The structure of one’s home program is highly individualized based on person, environment, and goals. What works for one person may not work for another. What works for you today may not work for you tomorrow.

Sometimes life is busy. Sometimes our environment is not conducive to completing our home program. Sometimes we don’t feel good. Rather than seeing the completion of your home program as all or nothing, how can you modify it to fit into your day regardless of what is going on in your life?

Consider creating a loose structure, with room for adding and subtracting 

 Perhaps practicing the whole series of movements in your routine can only happen three times this week. However, what about five minutes here and five minutes there to engage with the movements in a way that fits in with the rhythms of your day?

  • You find yourself lying in bed for a few extra minutes and you try bringing your knees to your chest, or rotating from side to side. 

  • You are standing in the kitchen waiting for the water to boil, and you find your hips gliding. 

  • You are getting up and down from a chair, and you decide to practice three additional sit to stands with awareness of your body mechanics.

Questions to ask yourself

Learning how to direct your own care is ultimately what we aim to teach you at the Wellness Station.
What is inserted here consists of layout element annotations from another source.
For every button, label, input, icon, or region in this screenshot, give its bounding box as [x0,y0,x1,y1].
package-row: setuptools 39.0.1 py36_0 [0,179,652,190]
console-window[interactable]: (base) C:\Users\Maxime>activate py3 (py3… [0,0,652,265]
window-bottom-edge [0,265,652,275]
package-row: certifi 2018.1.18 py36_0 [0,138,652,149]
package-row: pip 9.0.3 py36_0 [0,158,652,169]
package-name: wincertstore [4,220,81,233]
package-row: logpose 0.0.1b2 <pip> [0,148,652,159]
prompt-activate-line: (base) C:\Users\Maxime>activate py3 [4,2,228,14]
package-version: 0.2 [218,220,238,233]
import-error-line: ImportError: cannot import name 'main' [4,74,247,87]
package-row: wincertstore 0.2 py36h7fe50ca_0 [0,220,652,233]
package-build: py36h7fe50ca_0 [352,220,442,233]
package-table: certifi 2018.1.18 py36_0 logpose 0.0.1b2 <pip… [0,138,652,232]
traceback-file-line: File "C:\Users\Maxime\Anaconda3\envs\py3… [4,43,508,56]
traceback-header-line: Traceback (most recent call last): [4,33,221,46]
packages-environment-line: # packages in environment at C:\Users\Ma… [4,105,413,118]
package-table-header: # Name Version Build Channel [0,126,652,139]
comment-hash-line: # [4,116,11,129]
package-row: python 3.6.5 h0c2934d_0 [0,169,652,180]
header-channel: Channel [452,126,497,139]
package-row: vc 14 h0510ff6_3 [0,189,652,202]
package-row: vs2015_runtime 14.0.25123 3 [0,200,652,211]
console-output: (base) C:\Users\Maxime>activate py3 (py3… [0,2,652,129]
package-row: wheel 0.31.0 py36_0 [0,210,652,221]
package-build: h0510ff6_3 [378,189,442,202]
Consider asking yourself the following questions to enhance this ability-

If I were my therapist, what might I want to know more information about?

Consider a situation in which you are engaging with physical therapy, but you feel that you “aren’t getting better”, or the exercises aren’t “working”. If you were your own therapist, what would you want to know more about?

How often do I spend time with the movements? 

When our home program is a to-do list item, it can be very easy to rush through it and let it slip through the cracks. If you are spending no more than 10 minutes total each day engaging with yourself through mindful movement, and wonder why the therapy is not more effective, then the answer may be that you are not spending enough time with it. If you want to learn the language of your body more fluently, you have to practice.

  • It may be helpful to have a goal of how long you would like to engage in the movements, perhaps at a specific time each day. For example, 20 minutes in the morning before breakfast. 

  • To further enhance the therapeutic effects, take 10 minutes here, five minutes there, two minutes here, five minutes there, to re-engage with the movements throughout the day. 

Am I working “on” my body, or working “with” my body?

We could spend all the time in the world on our home programs, but if we are not doing the movements as intended, they will have little therapeutic benefit. If the way you are engaging in your movements is to accomplish a task, push through pain, or to just do what you think you’re supposed to be doing, then the intention is missed. The completion of the movements is less important than the manner in which they are performed.

The intention of the movements are to be able to pick up on the signals from your body with greater sensitivity, bring stimulation and change into your tissues, and grant agency to know how to respond to pain and discomfort. Keep asking yourself as you perform the movements… “Am I working on my body, or learning how to work with my body?”

In addition to a designated time for my home program, how am I implementing what I’ve learned into what I’m already doing throughout the day?

We live in our bodies 24/7, and we are already moving our bodies throughout the day, whether we are mindful about that or not. This grants us the ability to be engaging mindfully with our bodies pretty much all the time.

  • Getting out of bed or out of a chair- think about your body mechanics. 

  • Standing in the kitchen- turn it into a dance. 

  • Walking to and from rooms- what is that light from your chest doing? 

  • Picking up a box from the floor- send your bottom back and tuck your pelvis when you come up.

By considering these concepts, your home program will likely become more rewarding, enjoyable, and instrumental in moving towards success in your therapeutic journey.

At the Wellness Station, we will guide you to creating an adaptable structuring that empowers you to direct your care and enhance your wellness, fitness and beyond.